Change the pictures in your frames. Choose photos of people, places, and moments that you are grateful for, and send that gratitude out to the world when you look at the photos. How can you bring your full presence and tender affection to your loved ones today?
Gratitude as Acknowledgement
Psalm 9: 1-2
Offering prayers of thanksgiving ground me. I don’t think God needs to hear them; I think I need to say them. It shifts how I see, how I move through the world, how I act. It is a spiritual practice of remembering and a rightful acknowledgment of where things come from. All good things come from God. In that acknowledgment, my ego drops away, and I loosen my grip on what I think is mine. I soften, humbled by the abundance of God’s goodness around me. The sun comes from God, and it shines on me. The food I eat comes from God and it nourishes me. The children I am raising come from God and they delight me.
People and organizations can make land acknowledgment statements to recognize and respect Indigenous people that steward the land and understand what brought us to reside on the land. I live on land that does not belong to me.
I come from Ireland and Poland. I come from farmers, dreamers, and feminist Catholic nuns. I come from “Always do your best” and “Put your lips on.” I come from firm handshakes, Diet Coke, and cartwheels in the grass. I come from Margie and Mike.
I come from God and I am grateful.
Today, give a nod to machines like your coffee maker, computer, phone, and car before using them to grow your gratitude for the things that bring ease to our days. Nod as an acknowledgment of relationship to objects, our dependence on God, and our interdependence on each other.
Gratitude as Seeing
Genesis 18: 9-12
When I was thirteen, I fell on a gymnastic tumbling pass and shattered my left elbow. The doctor almost had to amputate my arm. That injury gave me a lens of gratitude. Gratitude is a way of seeing. It is seeing that there could have been nothing but there is something. It is looking out at the gorgeous, expansive universe and whispering the line of Jane Kenyon, “How, when there could have been nothing, does it happen that there is love, kindness, and beauty?” I walk through my days with the grateful outlook of someone who could have had one arm, but instead, against the odds, has two.

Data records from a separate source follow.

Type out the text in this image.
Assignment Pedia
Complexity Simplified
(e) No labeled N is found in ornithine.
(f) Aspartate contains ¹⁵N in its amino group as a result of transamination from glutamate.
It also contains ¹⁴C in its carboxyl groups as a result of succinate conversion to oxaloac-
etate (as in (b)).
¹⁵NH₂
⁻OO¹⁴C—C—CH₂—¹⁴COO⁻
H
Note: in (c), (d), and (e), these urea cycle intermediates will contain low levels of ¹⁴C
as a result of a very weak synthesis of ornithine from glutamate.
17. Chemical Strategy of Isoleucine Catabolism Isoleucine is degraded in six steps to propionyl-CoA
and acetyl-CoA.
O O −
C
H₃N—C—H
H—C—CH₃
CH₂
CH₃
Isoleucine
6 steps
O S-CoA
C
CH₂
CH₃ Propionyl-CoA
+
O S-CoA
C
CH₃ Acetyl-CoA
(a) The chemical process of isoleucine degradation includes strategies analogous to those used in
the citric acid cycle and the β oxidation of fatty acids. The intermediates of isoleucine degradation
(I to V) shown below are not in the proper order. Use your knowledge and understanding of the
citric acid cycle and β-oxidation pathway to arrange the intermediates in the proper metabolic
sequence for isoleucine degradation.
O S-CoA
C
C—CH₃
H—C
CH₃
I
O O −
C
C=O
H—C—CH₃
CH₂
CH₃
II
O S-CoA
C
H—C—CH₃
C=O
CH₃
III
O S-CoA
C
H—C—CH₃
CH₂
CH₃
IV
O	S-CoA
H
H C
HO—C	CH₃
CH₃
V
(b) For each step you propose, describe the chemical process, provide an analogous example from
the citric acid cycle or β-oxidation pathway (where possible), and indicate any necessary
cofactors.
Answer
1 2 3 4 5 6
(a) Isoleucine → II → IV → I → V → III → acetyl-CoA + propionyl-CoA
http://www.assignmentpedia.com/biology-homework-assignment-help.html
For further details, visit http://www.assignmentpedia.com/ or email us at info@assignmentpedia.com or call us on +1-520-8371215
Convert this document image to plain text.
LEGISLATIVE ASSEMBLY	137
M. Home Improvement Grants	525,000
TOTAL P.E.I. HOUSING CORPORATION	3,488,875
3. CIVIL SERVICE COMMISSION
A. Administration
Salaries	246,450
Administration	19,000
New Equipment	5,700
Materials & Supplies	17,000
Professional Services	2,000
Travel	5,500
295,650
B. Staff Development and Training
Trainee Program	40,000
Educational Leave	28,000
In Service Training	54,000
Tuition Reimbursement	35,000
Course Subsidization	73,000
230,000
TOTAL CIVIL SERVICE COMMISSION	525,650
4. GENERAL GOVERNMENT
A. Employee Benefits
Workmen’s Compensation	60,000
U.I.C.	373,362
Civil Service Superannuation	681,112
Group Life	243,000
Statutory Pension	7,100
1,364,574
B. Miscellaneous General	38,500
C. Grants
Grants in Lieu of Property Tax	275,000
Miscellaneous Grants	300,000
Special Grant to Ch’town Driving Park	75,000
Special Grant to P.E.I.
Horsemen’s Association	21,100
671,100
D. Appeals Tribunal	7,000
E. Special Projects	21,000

When I was thirty-three, I had two miscarriages, back-to-back. I sat in the reality that I may not become a mother, a role I yearned for. In that place of brokenness and deep wanting, God loved me and reminded me that I am enough. Eventually I carried a child full term, and when my water broke to begin labor, I couldn’t stop laughing. I thought of Sarah, laughing in disbelief, fear, and awe, and laughed with her.
These days, one of my favorite places in the world is sitting on the couch, my two arms wrapped around my two boys. So often, delight at the goodness of it all bubbles up and over as laughter and tears. My kids call it “happy crying.” My body just can’t contain the overflowing gratitude.
Where do you see love, kindness, and beauty today? Look up to the sky. Intentionally touch wildness. Remember that you belong in the web of life.